Bring dynamic cards to Dialogflow chat bot on Skype.

Fouad Roumieh
4 min readSep 8, 2019

In the previous article: A deeper dive into Intents on Dialogflow I’ve showed you how to return a static Card using the dialog flow console. In this article I will explain how to return it dynamically using the webhook that we created here.

Cards Usage

Cards are part of the rich messages that are offered on chat bots visual elements, it goes beyond the normal text replies to provide the user with the option of viewing and clicking a card item for the purpose of selecting an option. Imagine a scenario where a user is trying to figure out what an online has as shoes for a specific type. Would you prefer a chat bot telling you that as text or Cards like below? We all know the answer.

Cards are used on many places of the web like search engines, youtube…The below is from google search images tab, but it is similar to what we aiming for on our chat bot. Having cards within a chatbot conversation is really a powerful feature.

What are cards consist of?

This is a snippet from the official documentation:

Cards consist of an image, a card title, a card subtitle, and interactive buttons (for sending user queries or opening links). These elements can be combined depending on the platform’s requirements.

The last two words says “platform’s requirements” means if you building a chatbot for specific channel like Skype for example you will have specific elements to build in your response that could be different to the ones used for facebook.

Return a card from the webhook

In this article we’eve created a webhook that returns a dynamic text reply to the end user, we are going to override that functionality and make the webhook build and return a Card object, let’s see how to achieve that.

Build the card message object

To build a message object we are going to use the types available on the Google.Cloud.Dialogflow.V2 client library that you can find on nuget here.

var message = new Intent.Types.Message{Card = new Types.Card{Title = “Luxury room”,Subtitle = “Internet and fantastic views!”,ImageUri = “[YOUR-IMAGE-URL]",Buttons = { new Types.Card.Types.Button() { Postback = “https://google.com", Text = “Click me” } }},Platform = Types.Platform.Skype};

Don’t forget to replace [YOUR-IMAGE-URL] value with your image public url.

You can see that I’ve specified the Platform as Skype, since I’m doing this for skype channel.

Nothing complicated in the above object, it self-explanatory. The Post-back url that is set on the button is for the purpose of redirecting to the specific page after clicking on, I used google for my demo but in real world that would be a url that get the user to land on the product page on your website.

Also, in real world scenario such object will be populated with some values form the database if we loading records of the rooms available and building an array of Cards, where each card will have its own image and url to click on or even the text.

Pass the object in the response

After building the messages object all what we need to do is to populate the FullfillmentMessages property on the WebhookResponse as below.

// Populate the responseWebhookResponse response = new WebhookResponse{FulfillmentMessages = { message },};

below if the full code of the Webhook method if you want to use as is.

Deploy your code changes and test your webhook again by kicking off a chat on Skype with your chat bot. I’ve explained the integration with Skype in this article: Integrate Dialogflow chatbot with Skype channel

If everything goes well you should get below response from the webhook now

You can also return multiple cards by populating a list of Message object

var message = new List<Intent.Types.Message>()
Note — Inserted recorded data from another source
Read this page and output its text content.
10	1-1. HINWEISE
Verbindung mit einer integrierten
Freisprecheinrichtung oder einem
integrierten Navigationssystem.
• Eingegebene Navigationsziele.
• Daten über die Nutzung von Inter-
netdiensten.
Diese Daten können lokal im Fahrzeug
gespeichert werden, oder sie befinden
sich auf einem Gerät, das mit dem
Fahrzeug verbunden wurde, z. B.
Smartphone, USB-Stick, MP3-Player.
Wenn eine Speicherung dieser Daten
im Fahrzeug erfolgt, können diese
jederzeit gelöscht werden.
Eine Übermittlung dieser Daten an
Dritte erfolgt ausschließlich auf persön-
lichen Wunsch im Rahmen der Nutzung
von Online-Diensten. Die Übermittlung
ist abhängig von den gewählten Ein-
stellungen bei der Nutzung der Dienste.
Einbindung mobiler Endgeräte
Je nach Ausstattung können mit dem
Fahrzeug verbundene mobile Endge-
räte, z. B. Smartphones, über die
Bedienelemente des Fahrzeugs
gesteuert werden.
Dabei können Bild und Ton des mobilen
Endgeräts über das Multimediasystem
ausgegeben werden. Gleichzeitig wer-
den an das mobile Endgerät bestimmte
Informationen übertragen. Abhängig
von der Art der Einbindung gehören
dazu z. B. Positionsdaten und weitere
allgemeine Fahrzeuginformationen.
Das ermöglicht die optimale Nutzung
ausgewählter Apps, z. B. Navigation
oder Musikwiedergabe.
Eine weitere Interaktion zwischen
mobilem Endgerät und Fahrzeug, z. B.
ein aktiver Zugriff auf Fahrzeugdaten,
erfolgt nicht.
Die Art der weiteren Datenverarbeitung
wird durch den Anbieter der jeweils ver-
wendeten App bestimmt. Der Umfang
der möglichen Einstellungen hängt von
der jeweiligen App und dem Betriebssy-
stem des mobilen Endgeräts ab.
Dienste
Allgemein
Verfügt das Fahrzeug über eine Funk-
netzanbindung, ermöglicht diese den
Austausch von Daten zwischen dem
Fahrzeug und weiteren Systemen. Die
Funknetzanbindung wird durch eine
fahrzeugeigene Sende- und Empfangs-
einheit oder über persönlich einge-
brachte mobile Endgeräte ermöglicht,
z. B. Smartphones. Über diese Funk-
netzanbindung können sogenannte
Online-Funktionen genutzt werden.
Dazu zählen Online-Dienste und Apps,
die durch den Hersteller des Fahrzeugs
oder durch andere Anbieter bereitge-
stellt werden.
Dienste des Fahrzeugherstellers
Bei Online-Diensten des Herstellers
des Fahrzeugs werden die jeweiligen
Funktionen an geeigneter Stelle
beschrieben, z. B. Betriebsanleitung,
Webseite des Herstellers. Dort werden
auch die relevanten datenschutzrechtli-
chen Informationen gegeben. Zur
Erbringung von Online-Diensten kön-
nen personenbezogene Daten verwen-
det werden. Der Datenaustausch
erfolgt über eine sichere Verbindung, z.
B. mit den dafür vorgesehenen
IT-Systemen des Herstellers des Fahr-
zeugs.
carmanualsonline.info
Then to populate you just create and add Message items into the above list:

var card1 = new Intent.Types.Message{Card = new Types.Card{Title = “Luxury room”,Subtitle = “Internet and fantastic views!”,ImageUri = “[YOUR-IMAGE-URL]",Buttons = { new Types.Card.Types.Button() { Postback = “https://google.com", Text = “Click me” } }},Platform = Types.Platform.Skype};message.Add(card1);

You might need to test how these multiple cards will show up on different channels like facebook, Skype…to make sure you are getting the expected result.

Tip on the message object

You might wonder how did I get to know about the message object that we built above. The answer is, if you build a static Card using the Dialogflow console and return it in your chat, you should be able to view its json structure with the Diagnostic info of that response like below:

“fulfillmentMessages”: [
{
“card”: {
“title”: “Luxury Room”,
“subtitle”: “Subtitle”,
“imageUri”: “[YOUR-IMAGE-URL]",
“buttons”: [
{
“text”: “Click me”
}
]
},
“platform”: “SKYPE”
}

The C# message object that we built gets serialized to the above json structure which is returned to Dialogflow api.

This article covered the basic card feature, but there are other options available also like Carousels.